Moving towards era of Haploidentical transplantation

HaploIn the last few years tremendous progress has been made to provide reliable and accessible cure from thalassemia. Patients who have a fully matched donors are getting cured with high success rates. Nevertheless, the families who do not have a match continue to wait for the right curative therapy. Unrelated bone marrow transplantations continue to be very expensive. The rates of graft versus host disease, a complication which follows bone marrow transplantation continue to be very high in matched unrelated transplants.

An alternative option is haploidentical bone marrow transplantations – in which the parents are able to donate marrow to the patient. Rapid progress is being made in the field of haploidentical bone marrow transplantation. We have been confident for a while that haploidentical transplantations are going to be the way forward to offer transplantations from parents with reasonable chance of success. After several rounds of iteration, high amount of research and fine-tuning, we are at a stage when within our network South East Asia Institute of Thalassemia, Jaipur has been able to achieve sustained success with haploidentical transplantations. With at-least 6 consecutive patients doing well with the haploidentical transplantations, we are in the process of offering haploidentical transplantations to patients at our centres. Once haploidentical transplantation are taken up on a regular basis, the limitation of a matching donor will go away for all children who have at least one natural parent or sibling.
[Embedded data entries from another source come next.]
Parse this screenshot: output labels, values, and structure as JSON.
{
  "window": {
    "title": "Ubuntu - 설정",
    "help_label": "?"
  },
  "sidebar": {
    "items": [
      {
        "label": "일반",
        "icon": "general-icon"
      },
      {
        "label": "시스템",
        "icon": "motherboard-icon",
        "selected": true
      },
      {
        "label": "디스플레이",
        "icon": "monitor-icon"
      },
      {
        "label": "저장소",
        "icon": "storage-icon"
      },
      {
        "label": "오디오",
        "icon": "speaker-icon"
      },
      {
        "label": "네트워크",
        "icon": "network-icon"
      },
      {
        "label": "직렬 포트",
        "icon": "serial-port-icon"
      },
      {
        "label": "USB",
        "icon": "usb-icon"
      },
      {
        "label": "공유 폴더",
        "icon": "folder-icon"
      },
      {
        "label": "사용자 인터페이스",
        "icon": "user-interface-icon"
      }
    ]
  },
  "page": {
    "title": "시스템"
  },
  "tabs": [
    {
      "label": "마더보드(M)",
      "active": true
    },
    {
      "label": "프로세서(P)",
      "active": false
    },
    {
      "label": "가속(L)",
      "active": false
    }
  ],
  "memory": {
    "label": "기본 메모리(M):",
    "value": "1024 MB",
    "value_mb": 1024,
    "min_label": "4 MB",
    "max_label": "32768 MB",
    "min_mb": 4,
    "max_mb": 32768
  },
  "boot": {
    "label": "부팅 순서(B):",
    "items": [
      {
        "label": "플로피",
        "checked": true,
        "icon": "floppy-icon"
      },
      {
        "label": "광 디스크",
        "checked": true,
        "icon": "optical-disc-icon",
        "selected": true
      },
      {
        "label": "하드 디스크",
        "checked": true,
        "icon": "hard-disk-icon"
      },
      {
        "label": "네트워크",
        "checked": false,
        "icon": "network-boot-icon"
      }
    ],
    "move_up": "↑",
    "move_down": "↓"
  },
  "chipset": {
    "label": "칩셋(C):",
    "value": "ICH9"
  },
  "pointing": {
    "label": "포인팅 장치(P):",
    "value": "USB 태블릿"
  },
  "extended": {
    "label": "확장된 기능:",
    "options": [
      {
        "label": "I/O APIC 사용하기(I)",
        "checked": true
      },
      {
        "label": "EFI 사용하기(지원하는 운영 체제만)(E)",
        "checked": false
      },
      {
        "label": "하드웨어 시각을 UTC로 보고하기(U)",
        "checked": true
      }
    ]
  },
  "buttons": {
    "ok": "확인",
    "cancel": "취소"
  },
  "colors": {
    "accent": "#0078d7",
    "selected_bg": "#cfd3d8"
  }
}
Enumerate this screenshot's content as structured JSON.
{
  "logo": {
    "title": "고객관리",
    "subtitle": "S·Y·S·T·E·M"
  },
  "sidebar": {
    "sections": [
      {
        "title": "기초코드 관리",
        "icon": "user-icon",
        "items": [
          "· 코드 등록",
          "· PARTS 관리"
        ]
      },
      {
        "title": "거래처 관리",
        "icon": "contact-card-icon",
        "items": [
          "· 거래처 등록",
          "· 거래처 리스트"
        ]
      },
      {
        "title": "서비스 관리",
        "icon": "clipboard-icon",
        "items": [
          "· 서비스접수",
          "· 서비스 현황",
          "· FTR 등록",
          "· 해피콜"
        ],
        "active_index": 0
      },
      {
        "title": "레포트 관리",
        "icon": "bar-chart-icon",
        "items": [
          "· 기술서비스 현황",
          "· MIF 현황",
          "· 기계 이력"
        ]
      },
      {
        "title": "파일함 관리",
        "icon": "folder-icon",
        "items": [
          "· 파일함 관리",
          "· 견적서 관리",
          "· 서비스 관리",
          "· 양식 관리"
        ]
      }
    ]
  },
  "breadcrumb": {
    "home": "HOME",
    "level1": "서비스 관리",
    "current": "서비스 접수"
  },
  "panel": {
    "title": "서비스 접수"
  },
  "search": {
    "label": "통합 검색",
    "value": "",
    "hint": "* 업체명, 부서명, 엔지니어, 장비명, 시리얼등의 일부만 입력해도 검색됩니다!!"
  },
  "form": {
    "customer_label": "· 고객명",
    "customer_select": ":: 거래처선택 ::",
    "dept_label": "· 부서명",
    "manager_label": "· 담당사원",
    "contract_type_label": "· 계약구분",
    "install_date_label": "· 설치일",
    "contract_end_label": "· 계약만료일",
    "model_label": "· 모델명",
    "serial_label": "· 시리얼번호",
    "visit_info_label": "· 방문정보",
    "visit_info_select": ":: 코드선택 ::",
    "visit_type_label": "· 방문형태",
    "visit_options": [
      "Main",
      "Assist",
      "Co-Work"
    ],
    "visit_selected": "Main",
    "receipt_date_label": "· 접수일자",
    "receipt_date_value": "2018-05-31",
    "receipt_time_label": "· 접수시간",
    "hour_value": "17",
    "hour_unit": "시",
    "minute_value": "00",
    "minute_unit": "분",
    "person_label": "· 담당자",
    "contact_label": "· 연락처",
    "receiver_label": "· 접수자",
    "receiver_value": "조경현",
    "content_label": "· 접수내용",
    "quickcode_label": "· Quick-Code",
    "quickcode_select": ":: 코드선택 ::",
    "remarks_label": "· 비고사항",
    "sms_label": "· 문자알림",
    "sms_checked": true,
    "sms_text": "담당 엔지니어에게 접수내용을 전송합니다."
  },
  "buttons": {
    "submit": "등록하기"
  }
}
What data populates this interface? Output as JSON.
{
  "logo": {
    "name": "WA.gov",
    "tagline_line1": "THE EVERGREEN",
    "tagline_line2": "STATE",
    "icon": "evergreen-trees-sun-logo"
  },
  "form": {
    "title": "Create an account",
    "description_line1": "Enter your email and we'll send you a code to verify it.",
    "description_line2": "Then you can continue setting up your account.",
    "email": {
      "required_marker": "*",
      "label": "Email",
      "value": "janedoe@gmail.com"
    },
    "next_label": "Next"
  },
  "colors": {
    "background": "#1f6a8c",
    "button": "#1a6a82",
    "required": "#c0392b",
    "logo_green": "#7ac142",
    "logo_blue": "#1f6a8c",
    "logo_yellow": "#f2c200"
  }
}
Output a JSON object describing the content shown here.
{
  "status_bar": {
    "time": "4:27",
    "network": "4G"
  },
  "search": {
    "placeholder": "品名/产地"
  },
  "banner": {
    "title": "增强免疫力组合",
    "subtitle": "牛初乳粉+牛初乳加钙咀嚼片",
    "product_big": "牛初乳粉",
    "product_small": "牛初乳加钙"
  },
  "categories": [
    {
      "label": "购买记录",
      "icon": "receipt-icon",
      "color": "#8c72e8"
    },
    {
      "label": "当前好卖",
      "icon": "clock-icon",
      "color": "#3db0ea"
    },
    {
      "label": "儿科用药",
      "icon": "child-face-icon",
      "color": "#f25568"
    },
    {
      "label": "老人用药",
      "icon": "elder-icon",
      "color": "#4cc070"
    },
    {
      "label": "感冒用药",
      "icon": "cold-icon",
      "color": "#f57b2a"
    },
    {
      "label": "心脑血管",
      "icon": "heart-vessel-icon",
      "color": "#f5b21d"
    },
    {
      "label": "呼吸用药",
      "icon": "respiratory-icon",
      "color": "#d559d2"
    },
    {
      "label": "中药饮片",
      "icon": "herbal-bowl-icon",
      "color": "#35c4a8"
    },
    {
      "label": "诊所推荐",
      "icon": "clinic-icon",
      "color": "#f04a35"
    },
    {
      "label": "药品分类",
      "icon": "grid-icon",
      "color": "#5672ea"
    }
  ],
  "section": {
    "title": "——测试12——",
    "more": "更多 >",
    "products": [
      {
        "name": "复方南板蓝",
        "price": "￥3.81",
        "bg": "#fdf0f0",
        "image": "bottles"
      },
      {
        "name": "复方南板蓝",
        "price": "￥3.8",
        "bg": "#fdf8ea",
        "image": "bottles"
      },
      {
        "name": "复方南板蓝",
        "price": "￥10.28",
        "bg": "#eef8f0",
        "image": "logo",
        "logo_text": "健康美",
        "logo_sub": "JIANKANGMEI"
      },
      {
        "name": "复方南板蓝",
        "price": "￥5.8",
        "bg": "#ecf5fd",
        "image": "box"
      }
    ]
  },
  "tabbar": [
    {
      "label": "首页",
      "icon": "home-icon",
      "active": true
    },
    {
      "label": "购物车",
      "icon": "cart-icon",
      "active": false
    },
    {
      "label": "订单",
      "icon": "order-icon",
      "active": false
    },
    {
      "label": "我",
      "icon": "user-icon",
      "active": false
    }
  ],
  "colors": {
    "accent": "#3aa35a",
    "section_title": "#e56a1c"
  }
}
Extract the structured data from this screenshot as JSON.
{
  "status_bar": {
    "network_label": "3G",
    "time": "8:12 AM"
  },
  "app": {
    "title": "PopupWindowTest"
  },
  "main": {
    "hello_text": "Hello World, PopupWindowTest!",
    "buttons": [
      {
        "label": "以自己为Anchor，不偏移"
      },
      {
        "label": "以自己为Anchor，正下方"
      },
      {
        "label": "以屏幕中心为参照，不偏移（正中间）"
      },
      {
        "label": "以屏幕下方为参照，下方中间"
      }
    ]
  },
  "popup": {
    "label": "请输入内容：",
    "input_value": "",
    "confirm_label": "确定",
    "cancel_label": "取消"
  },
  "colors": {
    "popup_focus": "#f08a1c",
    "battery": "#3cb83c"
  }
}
The first of the patients already undergoing transplantation and the next few patients queued up. The future looks brighter than ever before. Nevertheless we will continue to take baby steps forward safeguarding both safety and clinical outcomes as much as possible.

For families who are keen to consider haploidentical transplantations as an option, please do keep in mind that we strongly recommend that regular management is undertaken under proper guidance. Only those children who are well managed could expect to have good transplant outcome.